The Delhi High Court on Friday declined to direct the calling of a special session of the Delhi Legislative Assembly to discuss the reports from the Comptroller and Auditor General (CAG) in the lead-up to the upcoming Assembly elections. “Tabling CAG report mandatory under Constitution, court not inclined to accept BJP MLAs prayer on summoning assembly sitting,” the court said.
However, a bench of Justice Sachin Datta noted the inordinate delay on the part of the Delhi government in tabling the reports. BJP MLAs had in a petition asked to make 14 CAG reports of Delhi Government public.
The High Court said that presenting the report before the Assembly is a mandatory constitutional obligation.
What did the BJP MLAs say in their demand?
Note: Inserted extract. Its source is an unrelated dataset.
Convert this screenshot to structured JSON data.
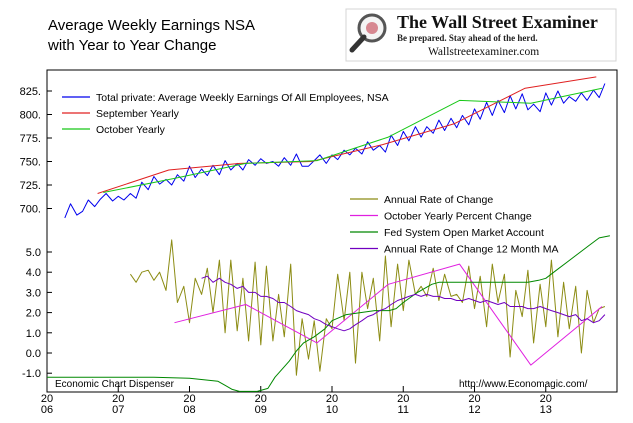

Opposition leader Vijender Gupta and seven BJP MLAs including Mohan Singh Bisht, Om Prakash Sharma, Ajay Kumar Mahawar, Abhay Verma, Anil Kumar Bajpai and Jitendra Mahajan had filed the petition last year and sought a direction to the speaker to call a sitting of the assembly for tabling the 14 CAG reportselated to the administration of Delhi.
The BJP MLAs had demanded that the High Court direct the Speaker to call a special session of the Assembly so that these could be debated.
The CAG, in its reports, was critical of some of the AAP-led Delhi government's policies, including its now-scrapped excise policy for reportedly causing losses to the exchequer. The Speaker's counsel questioned whether any "fruitful purpose" would be served if a sitting of the House was called "hardly 20 days" before its mandate ended.
In a reply filed in the matter, the assembly secretariat has maintained that no useful purpose would be served in laying CAG reports before the assembly when its tenure was ending in February and no judicial order could be passed to the Speaker in matters of internal functioning of the legislative assembly.